展覧会は、同館の開館記念展で初公開されたナウィン・ラワンチャイクンとジャン=ミシェル・オトニエルの作品から始まる。前者は、同館の前身である煉瓦倉庫を建設した実業家・福島藤助や、弘前の町の形成、美術館の開館準備に携わった様々な人の肖像を描いた大作であり、後者は地元を代表する産業であるりんごをイメージしてつくられたインスタレーションだ。


続く展示室では、藤井光による映像作品《建築 2020年》が鑑賞者を迎える。この作品は、かつて酒造工場として使われた建物が美術館へと生まれ変わる様子を記録したもの。展示の冒頭と終幕に同じ映像が配置されており、美術館の誕生という時間の円環構造を象徴的に示している。
歴史や家族の記憶を軸に、多様な表現手法で物語を紡ぐ小林エリカのインスタレーション《旅の終わりは恋するものの巡り逢い》は、弘前の旧陸軍第八師団の軍医であった祖父、弘前で生まれ育ち、「シャーロック・ホームズ」シリーズの翻訳を手がけた父、そしてその原作者であるコナン・ドイルという3人の人生が交錯する物語だ。フィクションとドキュメンタリーが織り交ぜられた本作は、美術館内の複数箇所に分散展示されており、鑑賞者は歩きながら物語を追体験することができる。

川内理香子は、刺繍、ドローイング、油彩といった異なるメディアを横断しながら、線による空間表現を追求してきた。本展では、自身最大となる新作刺繍作品を発表し、美術館の建築空間とも呼応する力強い存在感を放っている。

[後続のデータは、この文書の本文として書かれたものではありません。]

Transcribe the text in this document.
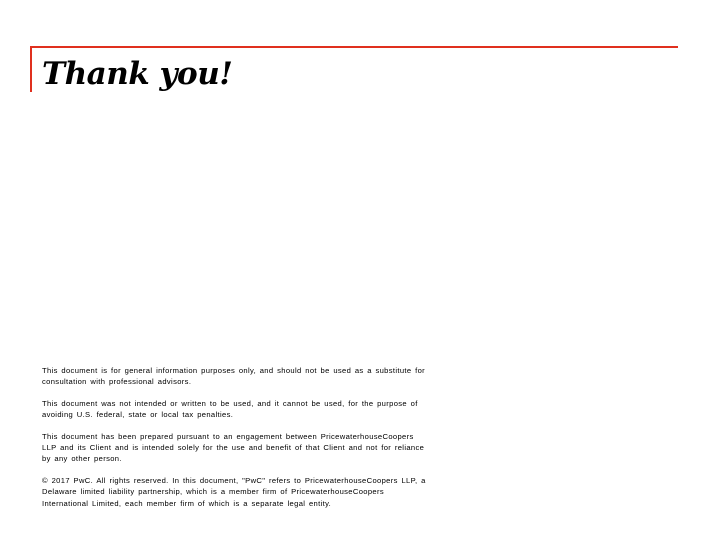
Thank you!

This document is for general information purposes only, and should not be used as a substitute for consultation with professional advisors.

This document was not intended or written to be used, and it cannot be used, for the purpose of avoiding U.S. federal, state or local tax penalties.

This document has been prepared pursuant to an engagement between PricewaterhouseCoopers LLP and its Client and is intended solely for the use and benefit of that Client and not for reliance by any other person.

© 2017 PwC. All rights reserved. In this document, "PwC" refers to PricewaterhouseCoopers LLP, a Delaware limited liability partnership, which is a member firm of PricewaterhouseCoopers International Limited, each member firm of which is a separate legal entity.
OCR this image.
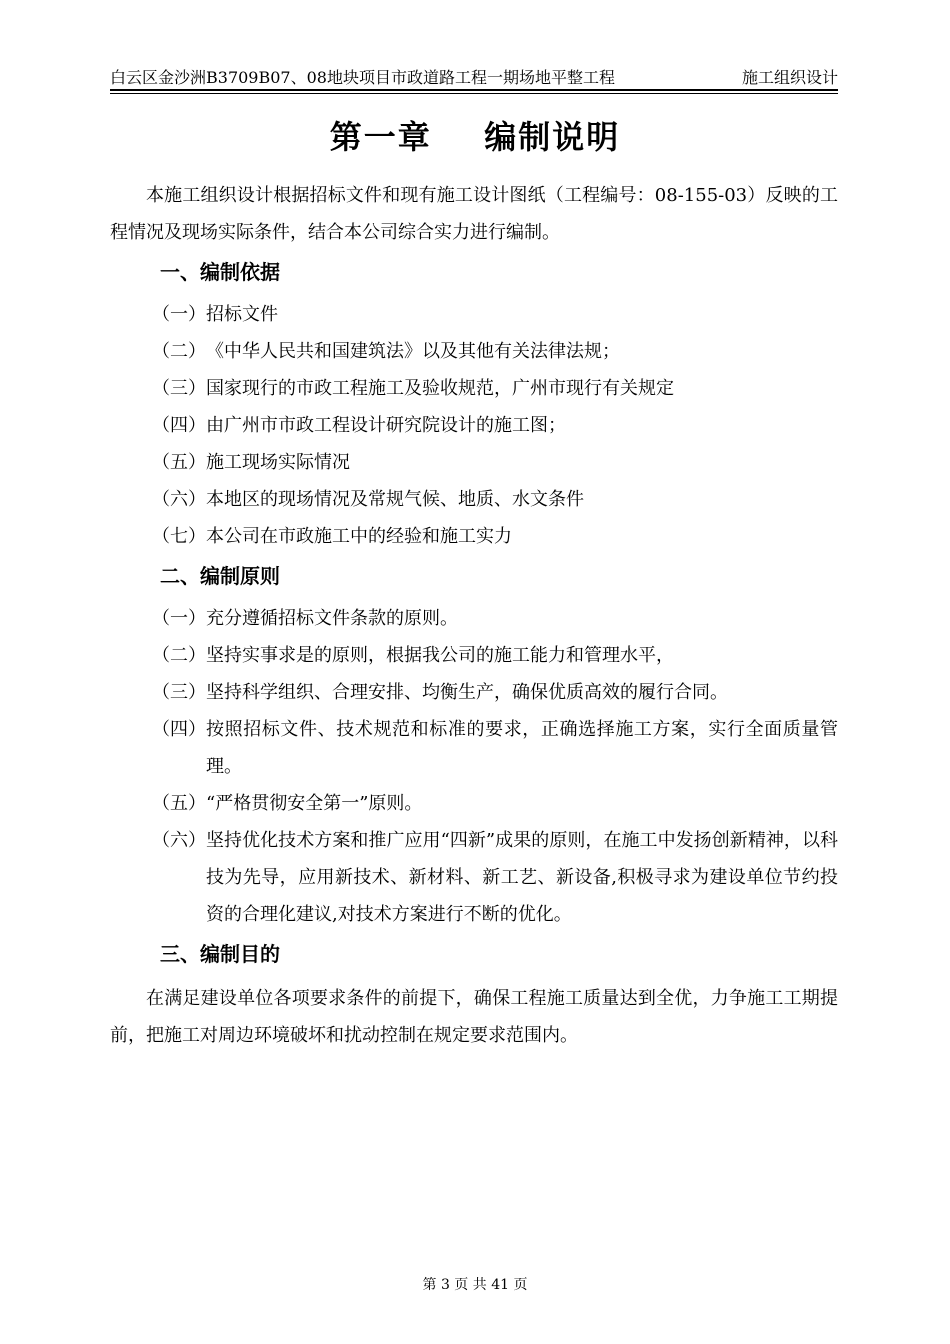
白云区金沙洲B3709B07、08地块项目市政道路工程一期场地平整工程	施工组织设计
第一章    编制说明

本施工组织设计根据招标文件和现有施工设计图纸（工程编号：08-155-03）反映的工程情况及现场实际条件，结合本公司综合实力进行编制。

一、编制依据
（一） 招标文件
（二） 《中华人民共和国建筑法》以及其他有关法律法规；
（三） 国家现行的市政工程施工及验收规范，广州市现行有关规定
（四） 由广州市市政工程设计研究院设计的施工图；
（五） 施工现场实际情况
（六） 本地区的现场情况及常规气候、地质、水文条件
（七） 本公司在市政施工中的经验和施工实力
二、编制原则
（一） 充分遵循招标文件条款的原则。
（二） 坚持实事求是的原则，根据我公司的施工能力和管理水平，
（三） 坚持科学组织、合理安排、均衡生产，确保优质高效的履行合同。
（四） 按照招标文件、技术规范和标准的要求，正确选择施工方案，实行全面质量管理。
（五） “严格贯彻安全第一”原则。
（六） 坚持优化技术方案和推广应用“四新”成果的原则，在施工中发扬创新精神，以科技为先导，应用新技术、新材料、新工艺、新设备,积极寻求为建设单位节约投资的合理化建议,对技术方案进行不断的优化。
三、编制目的

在满足建设单位各项要求条件的前提下，确保工程施工质量达到全优，力争施工工期提前，把施工对周边环境破坏和扰动控制在规定要求范围内。

第 3 页 共 41 页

渡辺志桜里によるインスタレーションは、美術館全体を巡るチューブと水槽を通じて「外来種」という社会的な概念に問いを投げかける。展示されたビニールハウスでは稲の苗が育てられており、当初は特定外来生物に指定されるブルーギルの飼育が計画されていた。ブルーギルは戦後アメリカから持ち込まれた食用魚だが、現在は日本の生態系に影響を及ぼす存在とされ、飼育や展示には厳しい規制がある。いっぽうで、稲もまた大陸から伝来した外来種でありながら、日本の主食として受け入れられている。ブルーギルと稲という一見異なる対象に共通する「他者性」を通じて、日本の法制度や文化的受容のあり方が可視化されていく。